I returned to Israel tonight. I'm so thrilled to be back! It was Tuesday, so we all went to Pigal for another round of "Bad Decision Tuesday™". It was awesome. It was definitely what I missed when I went back. We returned to the apartments and played durack in my old apartment. (I moved into a different appartment this time around). It was a great night!
However, now, it's 335am local Israeli time. And I am a little drunk, and a little jet lagged, and it's now time to be unsure of whether I should have returned. I don't say this as if I decided I wanted to wonder, I say this as an acknowledgement of where my mind has decided to go right now. Even after having a great night with my friends, friends who welcomed me back and were genuinely glad for me to be here, I am still plagued by self-doubt and prophecies of doom. I don't know why my mind goes there. But it does.

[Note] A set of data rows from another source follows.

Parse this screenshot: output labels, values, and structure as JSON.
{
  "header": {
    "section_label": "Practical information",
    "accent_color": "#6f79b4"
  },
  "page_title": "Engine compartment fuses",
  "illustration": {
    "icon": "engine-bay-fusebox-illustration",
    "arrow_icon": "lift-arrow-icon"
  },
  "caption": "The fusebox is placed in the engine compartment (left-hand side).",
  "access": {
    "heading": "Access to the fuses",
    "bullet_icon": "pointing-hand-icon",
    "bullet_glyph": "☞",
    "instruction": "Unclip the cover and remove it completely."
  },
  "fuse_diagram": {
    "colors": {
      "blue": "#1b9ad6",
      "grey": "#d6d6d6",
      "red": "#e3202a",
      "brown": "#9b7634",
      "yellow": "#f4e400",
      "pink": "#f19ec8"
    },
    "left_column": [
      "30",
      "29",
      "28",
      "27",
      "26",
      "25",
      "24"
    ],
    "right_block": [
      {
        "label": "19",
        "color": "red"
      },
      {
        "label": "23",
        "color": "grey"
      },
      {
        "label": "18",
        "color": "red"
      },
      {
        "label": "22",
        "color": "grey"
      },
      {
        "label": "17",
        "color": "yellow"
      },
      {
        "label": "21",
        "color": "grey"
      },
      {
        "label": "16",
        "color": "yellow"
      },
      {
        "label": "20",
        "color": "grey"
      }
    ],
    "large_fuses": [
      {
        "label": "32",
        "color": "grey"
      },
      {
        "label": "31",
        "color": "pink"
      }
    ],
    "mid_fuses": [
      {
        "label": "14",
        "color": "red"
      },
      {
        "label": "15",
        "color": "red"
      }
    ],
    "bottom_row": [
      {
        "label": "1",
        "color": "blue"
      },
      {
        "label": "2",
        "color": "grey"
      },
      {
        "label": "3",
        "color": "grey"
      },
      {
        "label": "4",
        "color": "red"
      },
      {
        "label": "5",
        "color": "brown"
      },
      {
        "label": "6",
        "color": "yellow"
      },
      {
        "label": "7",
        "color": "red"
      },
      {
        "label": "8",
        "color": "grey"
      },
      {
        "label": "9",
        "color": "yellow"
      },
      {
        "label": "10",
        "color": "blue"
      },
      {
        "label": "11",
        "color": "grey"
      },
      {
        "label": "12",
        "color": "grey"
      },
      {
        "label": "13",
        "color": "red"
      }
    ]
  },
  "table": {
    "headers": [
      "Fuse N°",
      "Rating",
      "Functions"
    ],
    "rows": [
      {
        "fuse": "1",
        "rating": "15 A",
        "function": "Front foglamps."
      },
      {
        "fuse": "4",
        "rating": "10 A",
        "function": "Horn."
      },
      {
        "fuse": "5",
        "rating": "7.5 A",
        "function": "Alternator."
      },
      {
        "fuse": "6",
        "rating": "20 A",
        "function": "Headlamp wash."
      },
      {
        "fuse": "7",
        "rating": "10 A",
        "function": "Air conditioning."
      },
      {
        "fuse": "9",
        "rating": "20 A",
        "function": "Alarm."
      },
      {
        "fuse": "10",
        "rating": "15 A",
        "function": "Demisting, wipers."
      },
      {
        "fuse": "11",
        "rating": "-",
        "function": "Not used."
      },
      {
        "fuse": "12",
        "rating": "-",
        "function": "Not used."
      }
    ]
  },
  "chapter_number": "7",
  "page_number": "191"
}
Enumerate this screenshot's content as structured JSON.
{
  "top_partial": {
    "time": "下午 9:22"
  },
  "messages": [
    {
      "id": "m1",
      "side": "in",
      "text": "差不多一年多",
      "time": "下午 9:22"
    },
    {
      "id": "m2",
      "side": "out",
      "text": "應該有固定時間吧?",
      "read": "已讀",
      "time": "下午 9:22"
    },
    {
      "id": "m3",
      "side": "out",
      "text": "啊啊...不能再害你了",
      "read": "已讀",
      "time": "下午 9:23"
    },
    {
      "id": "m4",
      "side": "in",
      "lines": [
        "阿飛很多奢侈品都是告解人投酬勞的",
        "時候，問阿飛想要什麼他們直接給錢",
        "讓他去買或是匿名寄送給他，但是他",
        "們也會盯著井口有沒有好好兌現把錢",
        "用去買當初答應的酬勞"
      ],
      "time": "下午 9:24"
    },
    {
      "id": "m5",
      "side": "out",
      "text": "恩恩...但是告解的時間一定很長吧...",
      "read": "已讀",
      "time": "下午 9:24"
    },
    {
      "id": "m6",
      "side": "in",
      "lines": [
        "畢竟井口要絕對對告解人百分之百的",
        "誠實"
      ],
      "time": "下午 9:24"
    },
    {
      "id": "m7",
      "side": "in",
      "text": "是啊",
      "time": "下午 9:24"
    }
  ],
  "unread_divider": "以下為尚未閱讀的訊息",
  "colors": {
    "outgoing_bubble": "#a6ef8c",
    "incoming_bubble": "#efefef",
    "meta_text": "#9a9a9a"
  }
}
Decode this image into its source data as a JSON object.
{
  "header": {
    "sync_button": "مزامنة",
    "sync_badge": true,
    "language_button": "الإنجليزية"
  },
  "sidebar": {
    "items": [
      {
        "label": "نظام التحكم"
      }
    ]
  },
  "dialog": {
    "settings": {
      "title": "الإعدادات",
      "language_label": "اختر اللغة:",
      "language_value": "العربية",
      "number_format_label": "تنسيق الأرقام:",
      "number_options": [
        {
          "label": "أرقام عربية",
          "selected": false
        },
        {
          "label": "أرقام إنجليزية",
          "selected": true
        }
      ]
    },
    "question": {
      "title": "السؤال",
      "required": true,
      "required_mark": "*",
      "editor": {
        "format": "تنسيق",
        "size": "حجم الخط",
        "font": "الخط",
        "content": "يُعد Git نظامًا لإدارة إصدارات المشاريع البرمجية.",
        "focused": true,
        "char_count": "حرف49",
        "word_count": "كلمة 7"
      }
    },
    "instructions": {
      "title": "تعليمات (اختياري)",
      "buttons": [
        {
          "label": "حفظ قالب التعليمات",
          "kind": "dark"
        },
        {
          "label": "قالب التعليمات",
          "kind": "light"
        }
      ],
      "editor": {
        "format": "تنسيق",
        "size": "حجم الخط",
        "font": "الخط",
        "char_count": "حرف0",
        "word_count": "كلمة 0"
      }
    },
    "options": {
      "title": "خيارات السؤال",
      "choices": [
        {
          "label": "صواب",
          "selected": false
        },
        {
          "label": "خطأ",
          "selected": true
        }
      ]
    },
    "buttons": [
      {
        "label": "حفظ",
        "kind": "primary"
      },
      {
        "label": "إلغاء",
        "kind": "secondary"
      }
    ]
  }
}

So I'm here to cut the thought process with a dose of logic: I returned home and wanted to come back right away. I loved LOVED my time here and wanted to continue it. I missed my friends, and they missed me. I have returned to a place that I enjoyed immensely, and am surrounded by people who genuinely missed me, which is amazing. I have an opportunity to spend another five months here and have a great time all over again. There is NO reason for self-doubt and worry. No reason to think that this was a bad decision. This is where my recovery continues. This is where it happens. Good, bad or indifferent, this is where I am because I took a chance and decided it was worth it. If it doesn't work out, then that's that. But I can look back and know that I tried. I lived. I put myself out there. And I'm committed to this.
It's going to be a great five months.